Authors Definition of border zone annulus
Kawaguchi, et al. [3] 300-345 mm2 for THV size of 20 mm vs. 23 mm
400-430 mm2 for 23 mm vs. 26 mm
500-546 mm2 for 26 mm vs. 29 mm
Talmor, et al. [4] 330-350 mm2 for THV size of 20 mm vs. 23 mm
420-440 mm2 for THV size of 23 mm vs. 26 mm
530-550 mm2 for 26 mm vs. 29 mm
Patsalis, et al. [5] 420-440 mm2 for THV size of 23 mm vs. 26 mm
530-550 mm2 for 26 mm vs. 29 mm
Okuno, et al. [6] THV size located within 5% to each border of the optimal sizing recommendation

Table 1: Definition of border zone annulus in each study.

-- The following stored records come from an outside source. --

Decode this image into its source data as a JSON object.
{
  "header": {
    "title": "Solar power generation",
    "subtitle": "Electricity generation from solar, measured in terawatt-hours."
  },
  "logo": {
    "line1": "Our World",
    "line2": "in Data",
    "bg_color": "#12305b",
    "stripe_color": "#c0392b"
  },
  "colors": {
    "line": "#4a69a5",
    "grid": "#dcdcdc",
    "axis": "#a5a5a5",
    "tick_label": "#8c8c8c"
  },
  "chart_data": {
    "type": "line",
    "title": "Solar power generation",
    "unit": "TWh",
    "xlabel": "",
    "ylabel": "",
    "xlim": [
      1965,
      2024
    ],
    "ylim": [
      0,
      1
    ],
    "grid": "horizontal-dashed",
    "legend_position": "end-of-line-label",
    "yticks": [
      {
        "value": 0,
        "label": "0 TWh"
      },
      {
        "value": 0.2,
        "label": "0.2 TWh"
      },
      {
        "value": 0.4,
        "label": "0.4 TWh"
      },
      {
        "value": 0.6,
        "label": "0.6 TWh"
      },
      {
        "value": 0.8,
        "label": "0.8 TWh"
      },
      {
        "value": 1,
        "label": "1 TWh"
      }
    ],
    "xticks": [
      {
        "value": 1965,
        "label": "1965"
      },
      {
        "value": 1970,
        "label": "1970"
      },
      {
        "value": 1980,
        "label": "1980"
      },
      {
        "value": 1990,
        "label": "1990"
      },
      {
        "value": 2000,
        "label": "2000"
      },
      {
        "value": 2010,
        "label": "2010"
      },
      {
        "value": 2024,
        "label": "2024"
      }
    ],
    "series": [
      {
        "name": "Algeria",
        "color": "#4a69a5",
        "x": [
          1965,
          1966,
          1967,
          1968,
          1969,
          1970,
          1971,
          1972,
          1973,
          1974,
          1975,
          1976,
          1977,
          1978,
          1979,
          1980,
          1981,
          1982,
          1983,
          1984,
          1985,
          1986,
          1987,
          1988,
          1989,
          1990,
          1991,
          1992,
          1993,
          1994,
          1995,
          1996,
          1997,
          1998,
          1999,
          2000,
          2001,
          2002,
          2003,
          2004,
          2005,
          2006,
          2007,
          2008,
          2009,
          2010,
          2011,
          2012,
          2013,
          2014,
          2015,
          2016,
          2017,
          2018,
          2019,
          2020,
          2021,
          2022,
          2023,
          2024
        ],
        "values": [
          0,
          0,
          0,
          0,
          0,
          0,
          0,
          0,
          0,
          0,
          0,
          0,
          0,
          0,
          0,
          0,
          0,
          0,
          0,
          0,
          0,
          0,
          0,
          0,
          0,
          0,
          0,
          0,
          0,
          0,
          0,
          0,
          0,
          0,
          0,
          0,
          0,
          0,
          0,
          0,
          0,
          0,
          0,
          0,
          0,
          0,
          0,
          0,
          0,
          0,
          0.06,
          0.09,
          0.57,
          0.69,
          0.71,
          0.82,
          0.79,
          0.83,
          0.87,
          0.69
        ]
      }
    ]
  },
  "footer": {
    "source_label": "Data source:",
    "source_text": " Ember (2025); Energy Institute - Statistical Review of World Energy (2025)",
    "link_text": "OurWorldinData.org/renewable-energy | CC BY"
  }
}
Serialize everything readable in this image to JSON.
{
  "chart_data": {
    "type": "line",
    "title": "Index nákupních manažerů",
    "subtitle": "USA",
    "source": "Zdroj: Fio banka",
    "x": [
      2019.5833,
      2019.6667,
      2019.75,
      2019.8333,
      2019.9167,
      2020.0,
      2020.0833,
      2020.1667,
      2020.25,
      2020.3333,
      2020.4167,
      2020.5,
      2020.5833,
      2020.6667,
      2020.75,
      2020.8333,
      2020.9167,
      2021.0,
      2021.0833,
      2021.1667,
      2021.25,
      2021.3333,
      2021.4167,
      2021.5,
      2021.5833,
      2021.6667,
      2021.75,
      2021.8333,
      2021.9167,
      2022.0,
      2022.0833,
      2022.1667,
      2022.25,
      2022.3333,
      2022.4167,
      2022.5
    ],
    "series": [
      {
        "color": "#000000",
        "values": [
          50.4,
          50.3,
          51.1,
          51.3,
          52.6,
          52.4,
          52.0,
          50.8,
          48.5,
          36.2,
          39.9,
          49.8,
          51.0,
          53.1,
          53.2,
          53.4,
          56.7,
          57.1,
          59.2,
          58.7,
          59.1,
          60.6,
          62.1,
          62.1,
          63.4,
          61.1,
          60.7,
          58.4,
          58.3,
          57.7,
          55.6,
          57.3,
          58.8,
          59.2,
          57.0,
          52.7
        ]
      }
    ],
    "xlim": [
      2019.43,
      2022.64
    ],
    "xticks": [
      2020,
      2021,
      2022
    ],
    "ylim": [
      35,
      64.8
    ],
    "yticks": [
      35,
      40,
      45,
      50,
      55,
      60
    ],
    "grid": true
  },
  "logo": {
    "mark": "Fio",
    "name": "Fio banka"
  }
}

SAPEIN 3 Valve size Valve height following crimping Expanded height
20 mm 21 mm 15.5 mm
23 mm 24.5 mm 18 mm
26 mm 27 mm 20 mm
29 mm 31 mm 22.5 mm

Table 1: Definition of border zone annulus in each study.

  23 mm THV (407 mm2 for nominal filling) 26 mm THV (519 mm2 for nominal filling) 29 mm THV (649 mm2 for nominal filling)
Annular area (mm2)  
300 35.7%    
310 31.3%    
320 27.2%    
330 23.3%    
340 19.7%    
350 16.3%    
400   29.8%  
410   26.6%  
420   23.6%  
430   20.7%  
440   18.0%  
500     29.8%
510     27.3%
520     24.8%
530     22.5%
540     20.2%
550     18.0%

Table 3: Oversizing chart for SAPIEN 3 implantation.


In TAVI with SAPIEN 3 for border zone cases, valve size selection should be made according to patient’s background and anatomical features. Although larger THVs contributes to larger EOA, impact of PPM on long-term prognosis is unknown. In addition, larger THVs might be considered for patients with severe diastolic disfunction to reduce the degree of AR. Smaller THVs should be considered for patients with the possibility of a redo TAVI procedure, if coronary obstruction can be avoided, and with outstanding annular or sub-annular calcifications. Considering lifetime management of patients with AS, careful and “tailor-made” TAVI strategies including all the risks for coronary obstruction related to a redo TAVI procedure will be essential to ensure the best treatment option in border zone cases.




Figure 1 is courtesy of Edwards lifesciences.

Conflicts of Interest

Shinichi Shirai is a proctor of transfemoral-TAVI for Edwards SAPIEN 3 valve. The other authors have no conflicts of interest to declare.